I desire, Father, that those whom You have given Me would be with Me where I am that they might behold the glory which You have given Me, for You loved Me before the foundation of the world.
Oh, righteous Father, the world has not known You but I have known You and these whom You have sent Me, know You. I have declared Your name to them and I will continue to declare it so that the love with which You have loved Me would also be in them and that I would be in them. (John 17-20-26)”
And when they had sung a hymn, they went to the Mount of Olives.
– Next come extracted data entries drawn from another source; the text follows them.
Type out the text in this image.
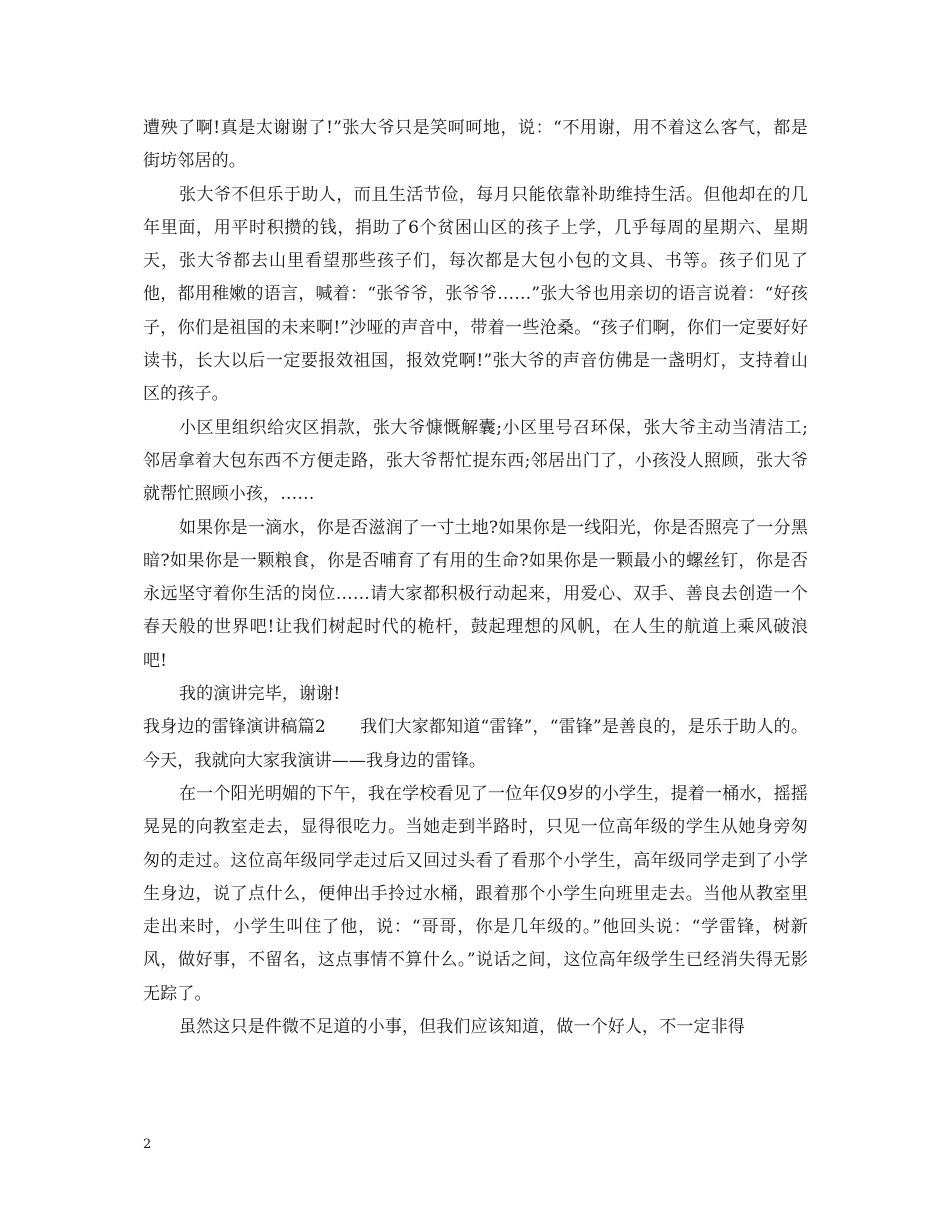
遭殃了啊!真是太谢谢了!”张大爷只是笑呵呵地，说：“不用谢，用不着这么客气，都是街坊邻居的。

张大爷不但乐于助人，而且生活节俭，每月只能依靠补助维持生活。但他却在的几年里面，用平时积攒的钱，捐助了6个贫困山区的孩子上学，几乎每周的星期六、星期天，张大爷都去山里看望那些孩子们，每次都是大包小包的文具、书等。孩子们见了他，都用稚嫩的语言，喊着：“张爷爷，张爷爷……”张大爷也用亲切的语言说着：“好孩子，你们是祖国的未来啊!”沙哑的声音中，带着一些沧桑。“孩子们啊，你们一定要好好读书，长大以后一定要报效祖国，报效党啊!”张大爷的声音仿佛是一盏明灯，支持着山区的孩子。

小区里组织给灾区捐款，张大爷慷慨解囊;小区里号召环保，张大爷主动当清洁工;邻居拿着大包东西不方便走路，张大爷帮忙提东西;邻居出门了，小孩没人照顾，张大爷就帮忙照顾小孩，……

如果你是一滴水，你是否滋润了一寸土地?如果你是一线阳光，你是否照亮了一分黑暗?如果你是一颗粮食，你是否哺育了有用的生命?如果你是一颗最小的螺丝钉，你是否永远坚守着你生活的岗位……请大家都积极行动起来，用爱心、双手、善良去创造一个春天般的世界吧!让我们树起时代的桅杆，鼓起理想的风帆，在人生的航道上乘风破浪吧!

我的演讲完毕，谢谢!

我身边的雷锋演讲稿篇2　　我们大家都知道“雷锋”，“雷锋”是善良的，是乐于助人的。今天，我就向大家我演讲——我身边的雷锋。

在一个阳光明媚的下午，我在学校看见了一位年仅9岁的小学生，提着一桶水，摇摇晃晃的向教室走去，显得很吃力。当她走到半路时，只见一位高年级的学生从她身旁匆匆的走过。这位高年级同学走过后又回过头看了看那个小学生，高年级同学走到了小学生身边，说了点什么，便伸出手拎过水桶，跟着那个小学生向班里走去。当他从教室里走出来时，小学生叫住了他，说：“哥哥，你是几年级的。”他回头说：“学雷锋，树新风，做好事，不留名，这点事情不算什么。”说话之间，这位高年级学生已经消失得无影无踪了。

虽然这只是件微不足道的小事，但我们应该知道，做一个好人，不一定非得

2
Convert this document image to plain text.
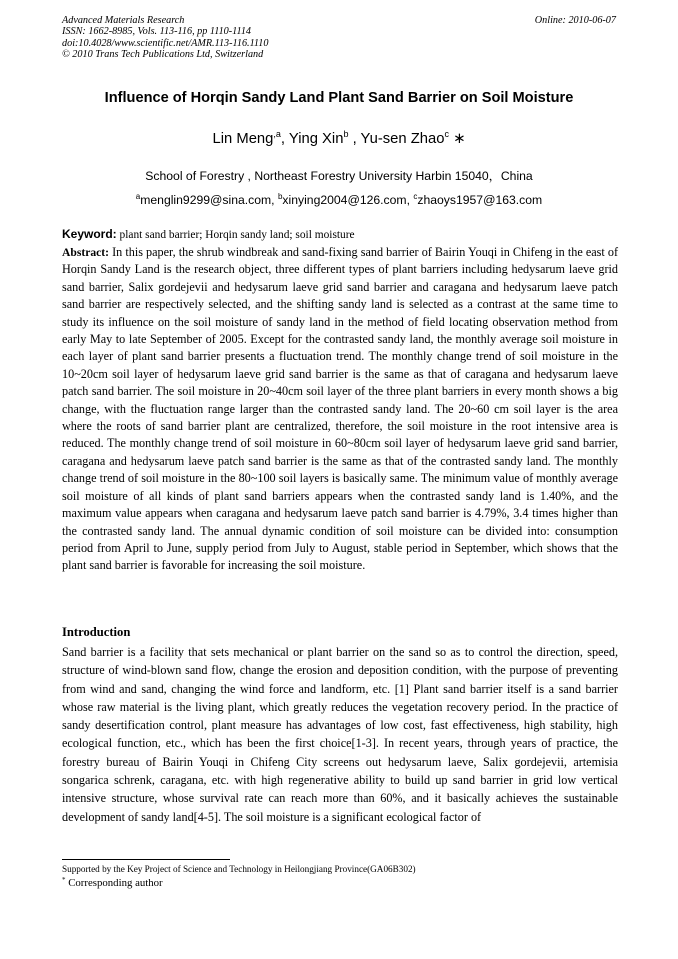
Advanced Materials Research	Online: 2010-06-07
ISSN: 1662-8985, Vols. 113-116, pp 1110-1114
doi:10.4028/www.scientific.net/AMR.113-116.1110
© 2010 Trans Tech Publications Ltd, Switzerland
Influence of Horqin Sandy Land Plant Sand Barrier on Soil Moisture
Lin Meng$^{,a}$, Ying Xin$^b$ , Yu-sen Zhao$^c$ ∗
School of Forestry , Northeast Forestry University Harbin 15040，China
$^a$menglin9299@sina.com, $^b$xinying2004@126.com, $^c$zhaoys1957@163.com
Keyword: plant sand barrier; Horqin sandy land; soil moisture

Abstract: In this paper, the shrub windbreak and sand-fixing sand barrier of Bairin Youqi in Chifeng in the east of Horqin Sandy Land is the research object, three different types of plant barriers including hedysarum laeve grid sand barrier, Salix gordejevii and hedysarum laeve grid sand barrier and caragana and hedysarum laeve patch sand barrier are respectively selected, and the shifting sandy land is selected as a contrast at the same time to study its influence on the soil moisture of sandy land in the method of field locating observation method from early May to late September of 2005. Except for the contrasted sandy land, the monthly average soil moisture in each layer of plant sand barrier presents a fluctuation trend. The monthly change trend of soil moisture in the 10~20cm soil layer of hedysarum laeve grid sand barrier is the same as that of caragana and hedysarum laeve patch sand barrier. The soil moisture in 20~40cm soil layer of the three plant barriers in every month shows a big change, with the fluctuation range larger than the contrasted sandy land. The 20~60 cm soil layer is the area where the roots of sand barrier plant are centralized, therefore, the soil moisture in the root intensive area is reduced. The monthly change trend of soil moisture in 60~80cm soil layer of hedysarum laeve grid sand barrier, caragana and hedysarum laeve patch sand barrier is the same as that of the contrasted sandy land. The monthly change trend of soil moisture in the 80~100 soil layers is basically same. The minimum value of monthly average soil moisture of all kinds of plant sand barriers appears when the contrasted sandy land is 1.40%, and the maximum value appears when caragana and hedysarum laeve patch sand barrier is 4.79%, 3.4 times higher than the contrasted sandy land. The annual dynamic condition of soil moisture can be divided into: consumption period from April to June, supply period from July to August, stable period in September, which shows that the plant sand barrier is favorable for increasing the soil moisture.

Introduction

Sand barrier is a facility that sets mechanical or plant barrier on the sand so as to control the direction, speed, structure of wind-blown sand flow, change the erosion and deposition condition, with the purpose of preventing from wind and sand, changing the wind force and landform, etc. [1] Plant sand barrier itself is a sand barrier whose raw material is the living plant, which greatly reduces the vegetation recovery period. In the practice of sandy desertification control, plant measure has advantages of low cost, fast effectiveness, high stability, high ecological function, etc., which has been the first choice[1-3]. In recent years, through years of practice, the forestry bureau of Bairin Youqi in Chifeng City screens out hedysarum laeve, Salix gordejevii, artemisia songarica schrenk, caragana, etc. with high regenerative ability to build up sand barrier in grid low vertical intensive structure, whose survival rate can reach more than 60%, and it basically achieves the sustainable development of sandy land[4-5]. The soil moisture is a significant ecological factor of

Supported by the Key Project of Science and Technology in Heilongjiang Province(GA06B302)
* Corresponding author
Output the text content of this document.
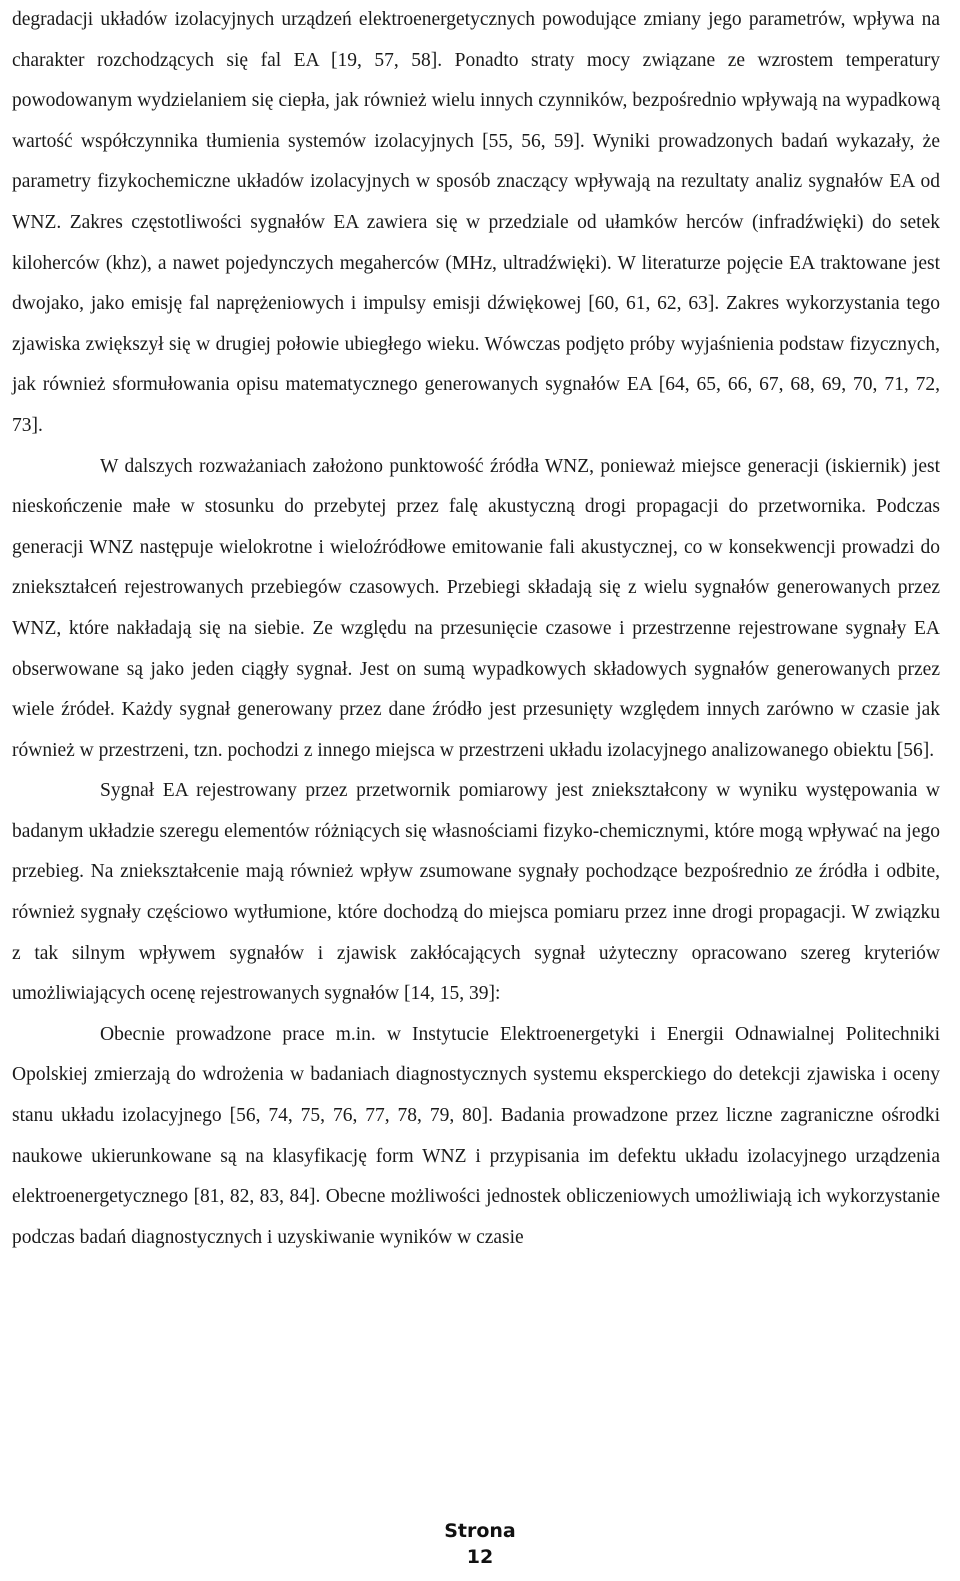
degradacji układów izolacyjnych urządzeń elektroenergetycznych powodujące zmiany jego parametrów, wpływa na charakter rozchodzących się fal EA [19, 57, 58]. Ponadto straty mocy związane ze wzrostem temperatury powodowanym wydzielaniem się ciepła, jak również wielu innych czynników, bezpośrednio wpływają na wypadkową wartość współczynnika tłumienia systemów izolacyjnych [55, 56, 59]. Wyniki prowadzonych badań wykazały, że parametry fizykochemiczne układów izolacyjnych w sposób znaczący wpływają na rezultaty analiz sygnałów EA od WNZ. Zakres częstotliwości sygnałów EA zawiera się w przedziale od ułamków herców (infradźwięki) do setek kiloherców (khz), a nawet pojedynczych megaherców (MHz, ultradźwięki). W literaturze pojęcie EA traktowane jest dwojako, jako emisję fal naprężeniowych i impulsy emisji dźwiękowej [60, 61, 62, 63]. Zakres wykorzystania tego zjawiska zwiększył się w drugiej połowie ubiegłego wieku. Wówczas podjęto próby wyjaśnienia podstaw fizycznych, jak również sformułowania opisu matematycznego generowanych sygnałów EA [64, 65, 66, 67, 68, 69, 70, 71, 72, 73].

W dalszych rozważaniach założono punktowość źródła WNZ, ponieważ miejsce generacji (iskiernik) jest nieskończenie małe w stosunku do przebytej przez falę akustyczną drogi propagacji do przetwornika. Podczas generacji WNZ następuje wielokrotne i wieloźródłowe emitowanie fali akustycznej, co w konsekwencji prowadzi do zniekształceń rejestrowanych przebiegów czasowych. Przebiegi składają się z wielu sygnałów generowanych przez WNZ, które nakładają się na siebie. Ze względu na przesunięcie czasowe i przestrzenne rejestrowane sygnały EA obserwowane są jako jeden ciągły sygnał. Jest on sumą wypadkowych składowych sygnałów generowanych przez wiele źródeł. Każdy sygnał generowany przez dane źródło jest przesunięty względem innych zarówno w czasie jak również w przestrzeni, tzn. pochodzi z innego miejsca w przestrzeni układu izolacyjnego analizowanego obiektu [56].

Sygnał EA rejestrowany przez przetwornik pomiarowy jest zniekształcony w wyniku występowania w badanym układzie szeregu elementów różniących się własnościami fizyko-chemicznymi, które mogą wpływać na jego przebieg. Na zniekształcenie mają również wpływ zsumowane sygnały pochodzące bezpośrednio ze źródła i odbite, również sygnały częściowo wytłumione, które dochodzą do miejsca pomiaru przez inne drogi propagacji. W związku z tak silnym wpływem sygnałów i zjawisk zakłócających sygnał użyteczny opracowano szereg kryteriów umożliwiających ocenę rejestrowanych sygnałów [14, 15, 39]:

Obecnie prowadzone prace m.in. w Instytucie Elektroenergetyki i Energii Odnawialnej Politechniki Opolskiej zmierzają do wdrożenia w badaniach diagnostycznych systemu eksperckiego do detekcji zjawiska i oceny stanu układu izolacyjnego [56, 74, 75, 76, 77, 78, 79, 80]. Badania prowadzone przez liczne zagraniczne ośrodki naukowe ukierunkowane są na klasyfikację form WNZ i przypisania im defektu układu izolacyjnego urządzenia elektroenergetycznego [81, 82, 83, 84]. Obecne możliwości jednostek obliczeniowych umożliwiają ich wykorzystanie podczas badań diagnostycznych i uzyskiwanie wyników w czasie

Strona
12
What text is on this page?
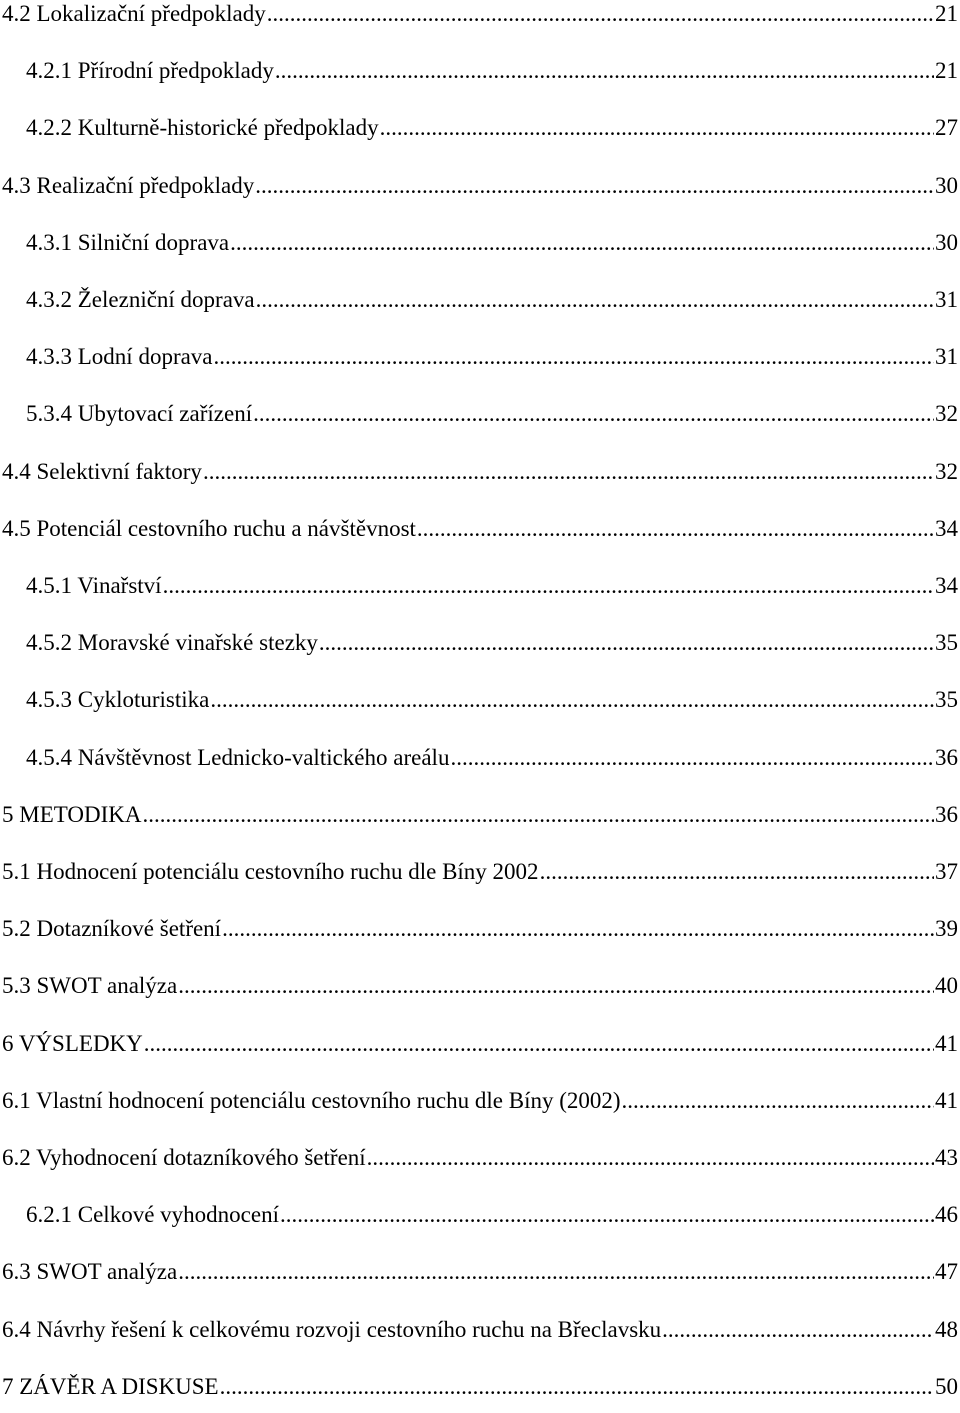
4.2 Lokalizační předpoklady .....	21
4.2.1 Přírodní předpoklady .....	21
4.2.2 Kulturně-historické předpoklady .....	27
4.3 Realizační předpoklady .....	30
4.3.1 Silniční doprava .....	30
4.3.2 Železniční doprava .....	31
4.3.3 Lodní doprava .....	31
5.3.4 Ubytovací zařízení .....	32
4.4 Selektivní faktory .....	32
4.5 Potenciál cestovního ruchu a návštěvnost .....	34
4.5.1 Vinařství .....	34
4.5.2 Moravské vinařské stezky .....	35
4.5.3 Cykloturistika .....	35
4.5.4 Návštěvnost Lednicko-valtického areálu .....	36
5 METODIKA .....	36
5.1 Hodnocení potenciálu cestovního ruchu dle Bíny 2002 .....	37
5.2 Dotazníkové šetření .....	39
5.3 SWOT analýza .....	40
6 VÝSLEDKY .....	41
6.1 Vlastní hodnocení potenciálu cestovního ruchu dle Bíny (2002) .....	41
6.2 Vyhodnocení dotazníkového šetření .....	43
6.2.1 Celkové vyhodnocení .....	46
6.3 SWOT analýza .....	47
6.4 Návrhy řešení k celkovému rozvoji cestovního ruchu na Břeclavsku .....	48
7 ZÁVĚR A DISKUSE .....	50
I didn’t go into detail with these five chapters from John for they equal just about one fourth of that gospel. To talk about all contained in those chapters would take a book again. Read the accounts here from Matthew, Mark, Luke and John, but don’t just read about the entry and the partaking of the bread and the cup …, but take a special note of the five chapters in John. Ask Father to help us understand what is being said.
Remember, as you read each account, Mathew and Mark relate their accounts of what they felt important of their encounter with Jesus. Luke was an historian who tried to get the ‘facts’ together for people so they might understand (Luke 1:1-4). And John? John tries to get us in touch with the heart of Jesus. After it was he who laid his head on Jesus’ chest at the Last Supper (John 13:23).
May the Lord be with you. Jesus asked as much!